BMNR heads into its July 17 earnings release with one of the most significant short position unwinds of the past week — yet bears remain far from neutral.
Short sellers have pulled back hard since the July 7 article flagged a peak above 58 million shares short. The position has dropped to roughly 46.6 million shares, cutting the float short from approximately 20% to 16.4% in just a few sessions. That's a meaningful retreat, but the level still ranks as genuinely elevated — 16% of the float on loan is not a position that disappears quietly. The ORTEX short score has followed the covering lower, easing to 53.8 from a recent high of 58.4, and the broader trend in the score now points to deceleration in bearish conviction. The borrow market reinforces that read: availability has loosened to 226%, and cost to borrow has collapsed from a brief spike near 2.3% earlier in July to just 0.47% — easy financing for anyone who wants to stay short, but clearly fewer takers.

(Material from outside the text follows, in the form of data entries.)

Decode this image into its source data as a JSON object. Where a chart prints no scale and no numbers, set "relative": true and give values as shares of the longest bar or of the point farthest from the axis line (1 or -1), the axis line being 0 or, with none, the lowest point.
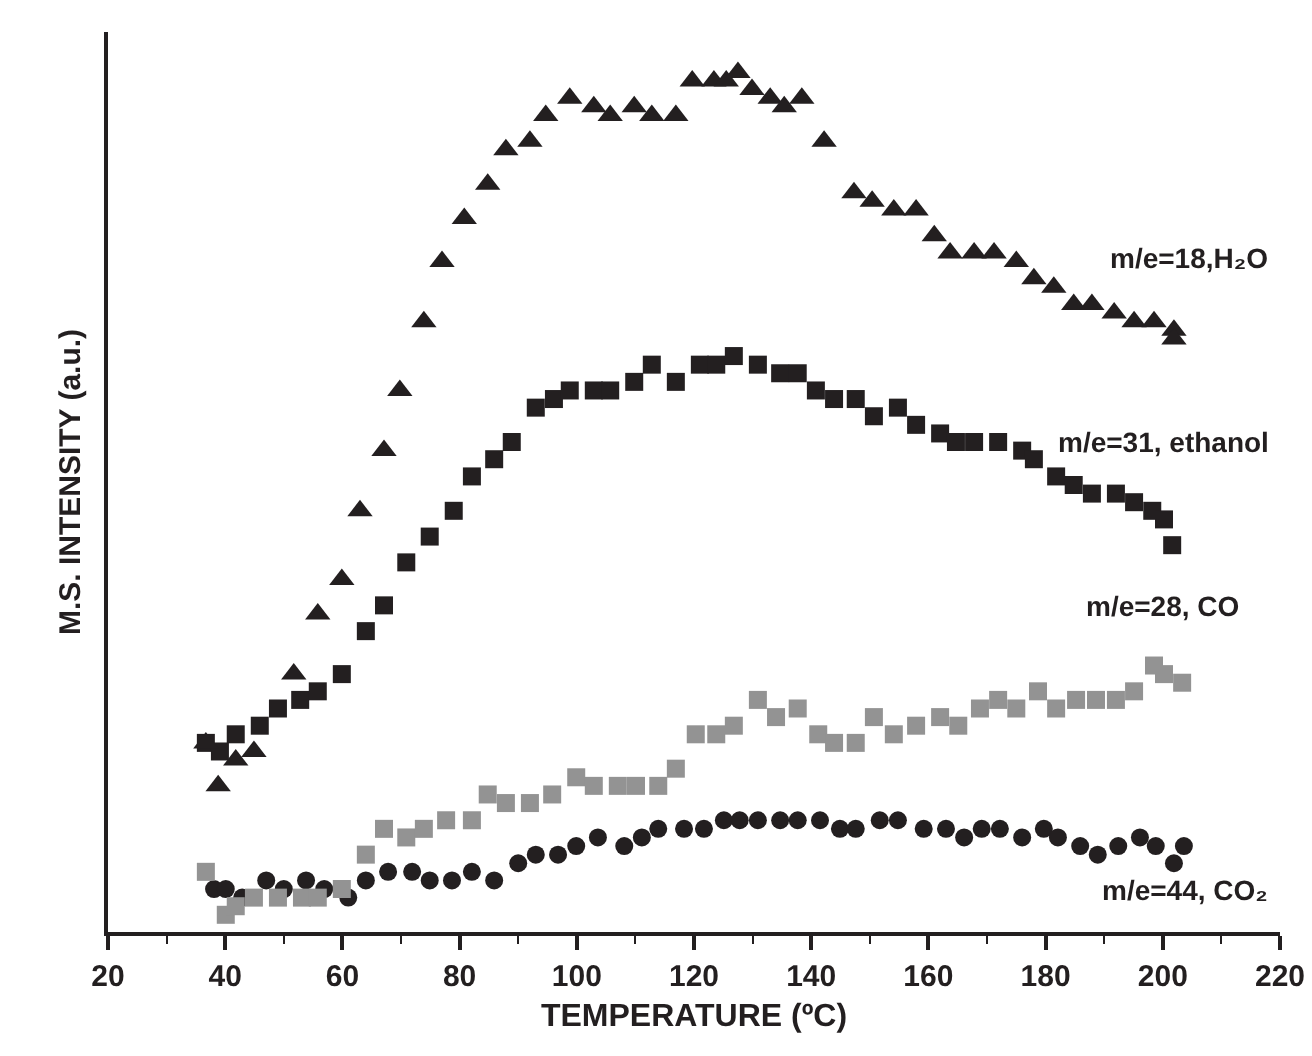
{
  "chart_data": {
    "type": "scatter",
    "relative": true,
    "xlabel": "TEMPERATURE (ºC)",
    "ylabel": "M.S. INTENSITY (a.u.)",
    "xlim": [
      20,
      220
    ],
    "xticks": [
      20,
      40,
      60,
      80,
      100,
      120,
      140,
      160,
      180,
      200,
      220
    ],
    "grid": false,
    "legend": false,
    "series": [
      {
        "name": "m/e=18,H₂O",
        "color": "#231f20",
        "marker": "triangle",
        "x": [
          36.7,
          38.8,
          41.8,
          44.9,
          51.7,
          55.8,
          59.9,
          63.0,
          67.1,
          69.8,
          73.9,
          77.0,
          80.8,
          84.8,
          87.9,
          92.0,
          94.7,
          98.8,
          102.9,
          105.7,
          109.8,
          112.8,
          116.9,
          119.7,
          123.4,
          125.5,
          127.5,
          129.9,
          133.0,
          135.4,
          138.4,
          142.2,
          147.3,
          150.4,
          154.1,
          157.9,
          161.0,
          163.7,
          167.8,
          171.2,
          175.0,
          178.0,
          181.4,
          184.8,
          187.9,
          191.7,
          195.1,
          198.5,
          201.9,
          201.9
        ],
        "values": [
          0.22,
          0.17,
          0.2,
          0.21,
          0.3,
          0.37,
          0.41,
          0.49,
          0.56,
          0.63,
          0.71,
          0.78,
          0.83,
          0.87,
          0.91,
          0.92,
          0.95,
          0.97,
          0.96,
          0.95,
          0.96,
          0.95,
          0.95,
          0.99,
          0.99,
          0.99,
          1.0,
          0.98,
          0.97,
          0.96,
          0.97,
          0.92,
          0.86,
          0.85,
          0.84,
          0.84,
          0.81,
          0.79,
          0.79,
          0.79,
          0.78,
          0.76,
          0.75,
          0.73,
          0.73,
          0.72,
          0.71,
          0.71,
          0.7,
          0.69
        ]
      },
      {
        "name": "m/e=31, ethanol",
        "color": "#231f20",
        "marker": "square",
        "x": [
          36.7,
          39.1,
          41.8,
          45.9,
          49.0,
          52.8,
          55.8,
          59.9,
          64.0,
          67.1,
          70.9,
          74.9,
          79.0,
          82.1,
          85.9,
          88.9,
          93.0,
          96.1,
          98.8,
          102.9,
          105.7,
          109.8,
          112.8,
          116.9,
          121.0,
          123.8,
          126.8,
          130.9,
          134.7,
          137.7,
          140.8,
          143.9,
          147.6,
          150.7,
          154.8,
          157.9,
          162.0,
          164.7,
          167.8,
          171.9,
          176.0,
          178.0,
          181.8,
          184.8,
          187.9,
          192.0,
          195.1,
          198.2,
          200.2,
          201.6
        ],
        "values": [
          0.22,
          0.21,
          0.23,
          0.24,
          0.26,
          0.27,
          0.28,
          0.3,
          0.35,
          0.38,
          0.43,
          0.46,
          0.49,
          0.53,
          0.55,
          0.57,
          0.61,
          0.62,
          0.63,
          0.63,
          0.63,
          0.64,
          0.66,
          0.64,
          0.66,
          0.66,
          0.67,
          0.66,
          0.65,
          0.65,
          0.63,
          0.62,
          0.62,
          0.6,
          0.61,
          0.59,
          0.58,
          0.57,
          0.57,
          0.57,
          0.56,
          0.55,
          0.53,
          0.52,
          0.51,
          0.51,
          0.5,
          0.49,
          0.48,
          0.45
        ]
      },
      {
        "name": "m/e=28, CO",
        "color": "#939393",
        "marker": "square",
        "x": [
          36.7,
          40.1,
          41.8,
          44.9,
          49.0,
          53.1,
          55.8,
          59.9,
          64.0,
          67.1,
          70.9,
          73.9,
          77.7,
          82.1,
          84.8,
          87.9,
          92.0,
          95.8,
          99.9,
          102.9,
          107.0,
          110.1,
          113.9,
          116.9,
          120.3,
          123.8,
          126.8,
          130.9,
          134.0,
          137.7,
          141.2,
          143.9,
          147.6,
          150.7,
          154.1,
          157.9,
          162.0,
          165.1,
          168.8,
          171.9,
          175.0,
          178.7,
          181.8,
          185.2,
          188.6,
          192.0,
          195.1,
          198.5,
          200.2,
          203.3
        ],
        "values": [
          0.07,
          0.02,
          0.03,
          0.04,
          0.04,
          0.04,
          0.04,
          0.05,
          0.09,
          0.12,
          0.11,
          0.12,
          0.13,
          0.13,
          0.16,
          0.15,
          0.15,
          0.16,
          0.18,
          0.17,
          0.17,
          0.17,
          0.17,
          0.19,
          0.23,
          0.23,
          0.24,
          0.27,
          0.25,
          0.26,
          0.23,
          0.22,
          0.22,
          0.25,
          0.23,
          0.24,
          0.25,
          0.24,
          0.26,
          0.27,
          0.26,
          0.28,
          0.26,
          0.27,
          0.27,
          0.27,
          0.28,
          0.31,
          0.3,
          0.29
        ]
      },
      {
        "name": "m/e=44, CO₂",
        "color": "#231f20",
        "marker": "circle",
        "x": [
          38.1,
          40.1,
          42.9,
          47.0,
          50.0,
          53.8,
          56.9,
          61.0,
          64.0,
          67.8,
          71.9,
          74.9,
          78.7,
          82.1,
          85.9,
          90.0,
          93.0,
          96.8,
          99.9,
          103.6,
          108.1,
          111.1,
          113.9,
          118.3,
          121.7,
          125.1,
          127.8,
          130.9,
          134.7,
          137.7,
          141.5,
          144.9,
          147.6,
          151.7,
          154.8,
          159.2,
          163.0,
          166.1,
          169.1,
          172.2,
          176.0,
          179.7,
          182.1,
          185.9,
          188.9,
          192.4,
          196.1,
          198.8,
          201.9,
          203.6
        ],
        "values": [
          0.05,
          0.05,
          0.04,
          0.06,
          0.05,
          0.06,
          0.05,
          0.04,
          0.06,
          0.07,
          0.07,
          0.06,
          0.06,
          0.07,
          0.06,
          0.08,
          0.09,
          0.09,
          0.1,
          0.11,
          0.1,
          0.11,
          0.12,
          0.12,
          0.12,
          0.13,
          0.13,
          0.13,
          0.13,
          0.13,
          0.13,
          0.12,
          0.12,
          0.13,
          0.13,
          0.12,
          0.12,
          0.11,
          0.12,
          0.12,
          0.11,
          0.12,
          0.11,
          0.1,
          0.09,
          0.1,
          0.11,
          0.1,
          0.08,
          0.1
        ]
      }
    ]
  }
}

Options traders are running a distinctly different playbook from the shorts. The put/call ratio has drifted below its 20-day average, sitting at 0.33 against a mean of 0.35 — suggesting calls are dominating the flow. That's not a defensive posture. The 52-week high on the PCR was 0.90, which makes the current reading among the most call-heavy in a year. Taken alongside the short covering, the options market is signaling that a cohort of investors is leaning toward upside into the print, not hedging against further decline. The stock itself is down about 9% over the past month to $14.61, off 6% on the week — so the bullish options positioning comes despite, not because of, recent price momentum.
The fundamental debate remains charged on both sides. The most recent ORTEX note flagged strong revenue growth — over 317% year-on-year — as the clearest bull case for BMNR's immersion cooling business. Bears counter with the quality metrics: a Piotroski F-Score of 3, negative return on assets, and deeply negative free cash flow margins tell a story of a company still burning cash to fund growth. The institutional picture adds nuance — Citadel added over 5.9 million shares in the most recent filing period, while ARK and BlackRock both increased positions, but Clear Street trimmed. Among the correlated peer group, the sector is broadly weak: MSTR, BTCS, MARA, and CLSK are all down 5–13% on the week, suggesting crypto-sector headwinds rather than company-specific pressure.
The July 17 print will test whether the revenue growth story — and any updated guidance on hyperscaler adoption — is enough to justify the valuation at current levels, or whether the cash burn trajectory overwhelms the top-line narrative for a short interest base that has already started to move.